I’ve been following the excellent work that Jan, Kay, and others have been doing with MySQL Proxy, it has really matured into a great piece of software. I talked to Jan at the MySQL UC and toyed with the idea of integrating libdrizzle into MySQL Proxy. I’ve also been asked by a number of folks when a Drizzle Proxy project will be started and if it will be as feature rich as MySQL Proxy. For a while I just said “Someday, I just don’t have the time.” Lately though I am hoping we never have a Drizzle Proxy project.
Let me explain.
One of the fundamental ideas in software engineering is code reuse through libraries or modules. Rather than create a Drizzle Proxy project, why not add a proxy module into the Drizzle server? This way, at any point during the query execution path, you could toss the query to the proxy module to deal with, and the main execution engine would be done. You could of course run the Drizzle server in a “proxy only” mode where new queries may only be parsed and then a post-parsing module determines where and how that query is proxied.

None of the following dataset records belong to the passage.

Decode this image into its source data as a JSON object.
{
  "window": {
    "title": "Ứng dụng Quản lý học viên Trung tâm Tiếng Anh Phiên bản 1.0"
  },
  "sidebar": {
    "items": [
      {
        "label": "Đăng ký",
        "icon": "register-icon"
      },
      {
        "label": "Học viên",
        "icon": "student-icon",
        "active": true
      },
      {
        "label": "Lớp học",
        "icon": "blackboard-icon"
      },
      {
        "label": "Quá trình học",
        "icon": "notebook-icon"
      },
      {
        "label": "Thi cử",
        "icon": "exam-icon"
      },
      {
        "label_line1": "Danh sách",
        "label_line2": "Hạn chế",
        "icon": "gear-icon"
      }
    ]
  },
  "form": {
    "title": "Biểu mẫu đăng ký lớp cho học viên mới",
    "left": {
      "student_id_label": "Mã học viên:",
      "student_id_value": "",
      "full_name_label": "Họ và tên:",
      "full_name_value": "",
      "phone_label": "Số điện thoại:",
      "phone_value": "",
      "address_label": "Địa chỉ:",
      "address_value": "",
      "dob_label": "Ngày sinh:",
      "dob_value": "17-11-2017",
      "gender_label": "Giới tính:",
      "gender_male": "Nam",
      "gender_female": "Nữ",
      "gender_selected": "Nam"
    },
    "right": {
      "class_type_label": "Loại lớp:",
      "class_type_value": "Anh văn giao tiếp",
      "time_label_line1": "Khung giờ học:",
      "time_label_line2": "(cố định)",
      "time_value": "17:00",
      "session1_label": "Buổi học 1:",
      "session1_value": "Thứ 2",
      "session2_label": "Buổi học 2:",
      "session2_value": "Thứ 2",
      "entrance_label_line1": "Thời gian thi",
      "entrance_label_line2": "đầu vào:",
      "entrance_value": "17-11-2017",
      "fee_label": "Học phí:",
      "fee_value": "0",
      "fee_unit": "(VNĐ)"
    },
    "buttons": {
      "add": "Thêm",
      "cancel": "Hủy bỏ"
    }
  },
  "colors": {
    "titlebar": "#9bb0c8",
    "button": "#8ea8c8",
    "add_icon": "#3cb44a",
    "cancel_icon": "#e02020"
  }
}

Post proxy hooks will be needed as well for result processing. Functionally, it’s the same thing as the proxy, but without having to reinvent the components needed in the proxy. (Just as a side note, I understand this may not have been an option for the MySQL proxy folks).
So, to be clear, I still want to have proxy functionality, just not as an independent project.
Even with a proxy module inside of the server, I’d like to address some of the reasons proxies are created and used. These are not necessarily specific to a database proxies, many of these reasons apply to other server types as well. In the case of a database proxy, especially with Drizzle, I would like to address the list of reasons below in a different way. Why? In most architectures, I see a proxy server as a fix for a shortcoming with another component, possibly in the client, server, or maybe even in the application data model. It also introduces latency and another failure point that may not be necessary. The less code and machines your application has to run through, the better. Don’t get me wrong, there are reasons to use proxies, but sometimes they are used as a hack.
- Query processing and rewriting - In Drizzle we plan to add query rewrite plugin hooks, both pre-parser and post-parser. At some point we want to add pluggable parser support and clean up the abstract syntax tree. These plugins would enable rewriting of queries at a few different levels, both with the raw strings or with rearranging the syntax tree before the optimizer takes over.
- Query multi-cast, data partitioning, result merging - In my opinion, this may could probably be done at the client library layer or through another system such as Gearman. If pushing that logic into the client is not an option, you could still accomplish this through the proxy module I mentioned above, possibly running the server in a mixed-mode (some queries answered locally, some proxied).
- Connection Pooling/Concentration - People often confuse these two terms. Pooling is the re-use of connection on a client side. This should be pushed to client APIs whenever possible. When this is not possible, you need to use a generic TCP proxy or database proxy, but these should only be run locally (not on a separate machine). Concentration is a piece of software that acts as a connection multiplexer. It takes multiple client side connections and allows them to map onto a single connection to the server. This is usually because the server does not have an efficient threading or file descriptor handling model to withstand thousands of connections. It’s not always an option to re-architect a server to handle this, but it should be preferred over creating another layer to do the concentration for you. In Drizzle, this is one thing I have a particular interest in. It involves improving or re-writing the pool-of-threads scheduler and making the execution engine more stateful so it can yield a thread when it knows it will block.
- Sharding, HA/failover - Again, something I think belongs in the client library, and is part of the new Drizzle protocol. I’ll be adding support into libdrizzle to manage sharding and connection failover shortly.
- Debugging layer - At some point we should be adding probes into the server where output can be piped to a module of your choice. For example, you can register for a set of events and have a module send those out into a Gearman network for processing and debugging. This will give you the flexibility to process probe output however you want and does not introduce another layer just for debugging.
These are things I plan to work on at some point or would like to help someone else work on inside Drizzle. Also, these are my own thoughts and may not be shared by fellow Drizzle developers. Treat this as an invitation for discussion. :)